A first for Bow Valley housing is being regarded as an affordable option within pricey mountain communities.
As six sea can containers were lowered onto screw piles and locked into place this past February on a lot in Exshaw, there was curiosity as to what was springing up in the Municipal District of Bighorn hamlet.
The modular home, after all, is the first of its kind in the Bow Valley.
A single sea can, or shipping container, is a closed cell, high cube, steel structure of eight by 40 feet (320 square feet) that can carry up to 47,000 pounds.
Sea cans are one of the pieces in a building phase that could potentially lead to providing an affordable housing option in the Bow Valley, said Chuck Lemieux, owner and president of Blocks Container Structures, which put the modular house together.
“We get leads every day for reserves, towns, (and) MDs that are just looking for solutions,” said Lemieux.
At between $150-$200 a foot to get a nice product, plus soft costs, it is one of the reasons why the four-member family, whom didn’t wish to be named, is leaving the costly mountain town of Canmore for a new permanent home with a stick frame garage in Exshaw, about 15 kilometres east.
The affordability issue isn’t unique to just Canmore, though, as affordable housing is a critical challenge in the whole Bow Corridor, said MD Reeve Dene Cooper.
“None of our communities is without the challenge,” said Cooper. “It starts with residential lot costs and continues to the cost of the lock on the front door.
“Is this technology a contributor to affordable solutions?
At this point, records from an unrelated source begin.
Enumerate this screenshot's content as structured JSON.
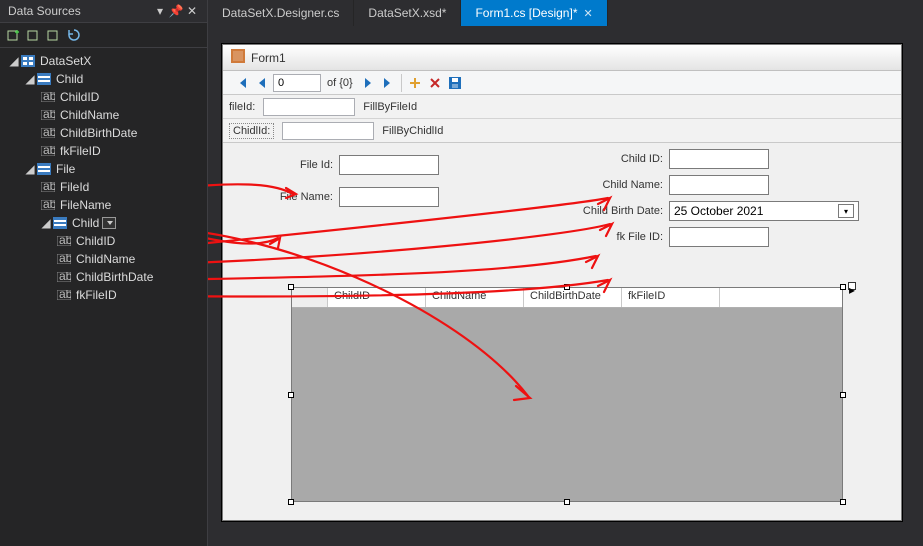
{
  "panel": {
    "title": "Data Sources",
    "tree": {
      "root": "DataSetX",
      "child_table": "Child",
      "child_cols": [
        "ChildID",
        "ChildName",
        "ChildBirthDate",
        "fkFileID"
      ],
      "file_table": "File",
      "file_cols": [
        "FileId",
        "FileName"
      ],
      "file_child": "Child",
      "file_child_cols": [
        "ChildID",
        "ChildName",
        "ChildBirthDate",
        "fkFileID"
      ]
    }
  },
  "tabs": {
    "t1": "DataSetX.Designer.cs",
    "t2": "DataSetX.xsd*",
    "t3": "Form1.cs [Design]*"
  },
  "form": {
    "title": "Form1",
    "nav": {
      "pos": "0",
      "of": "of {0}"
    },
    "fill1": {
      "label": "fileId:",
      "btn": "FillByFileId"
    },
    "fill2": {
      "label": "ChidlId:",
      "btn": "FillByChidlId"
    },
    "left_labels": {
      "fileid": "File Id:",
      "filename": "File Name:"
    },
    "right_labels": {
      "childid": "Child ID:",
      "childname": "Child Name:",
      "birth": "Child Birth Date:",
      "fk": "fk File ID:"
    },
    "dtp_value": "25  October   2021",
    "grid_cols": [
      "ChildID",
      "ChildName",
      "ChildBirthDate",
      "fkFileID"
    ]
  }
}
We will see. The modular option is being explored in many Alberta communities for residential and commercial applications.”
A big thing for affordable housing, said Lemieux, is the speed of construction.
With modular homes, building at an indoor facility year-round is an option, as other crews are able to simultaneously prepare other pieces to the process such as the foundation.
It “shortens the construction time by a good amount,” Lemieux said.
“If you need 1,000 units now, and it takes five years, then there’s just as much value in the fact that it’s done quickly,” said Lemieux. “This thing, when it’s done, it will be better insulated (spray foam) and stronger than any house and it’ll be done in six months, start to finish.”
Lemieux added the hybrid homes are made of recycled materials, and can have anything added on such as solar panels, or various designs of roofs.
“Some units we’ll bring to 90 per cent complete, other units we want it to be more of a permanent structure, so we’re doing all the rough-ins at the shop, the electrical, plumbing, and insulation,” said Lemieux.
There is the look of it, of course, or, better yet, what people picture in their minds when an odd-sounding sea can house is mentioned.
But Lemieux said the end product wouldn’t look like “a port in Vancouver.
“This home has a conventional feel to it. Because it is so new for people to think, Oh, it’s not going to look like a shipping yard, especially in the Bow Valley, where architectural guidelines are always a big issue,” said Lemieux.
You can do “anything and everything” with its features.
“A big thing with sea cans is it’s new to Canada … for this house, we got a draw mortgage from the bank, ATB financial is giving the draw mortgage for construction, so it’ll be the the first one locally that’s financed by a bank and it’s also new home warranty registered, so that’s another thing, you’re dealing with a product that is certified and inspected.”
A statistic Cooper found interesting came about during a review of Census Canada’s 2016 population statistics.
The nearby town of Cochrane has seen an increase of 8,273 persons, representing a 47 per cent increase since 2011.
“Where land is more available, housing is more affordable,” said Cooper. “Many of our communities in the Bow Valley are at or nearing being built out. Locally, we have a very steep challenge.”
Canmore’s population in 2011 was 12,228, and 13,992 in 2016, representing an 13.9 per cent increase.
The MD’s population dropped by seven people since 2011, which Cooper suspects were due to homes and lots lost to flooding in Exshaw, Lac Des Arcs and the Benchlands.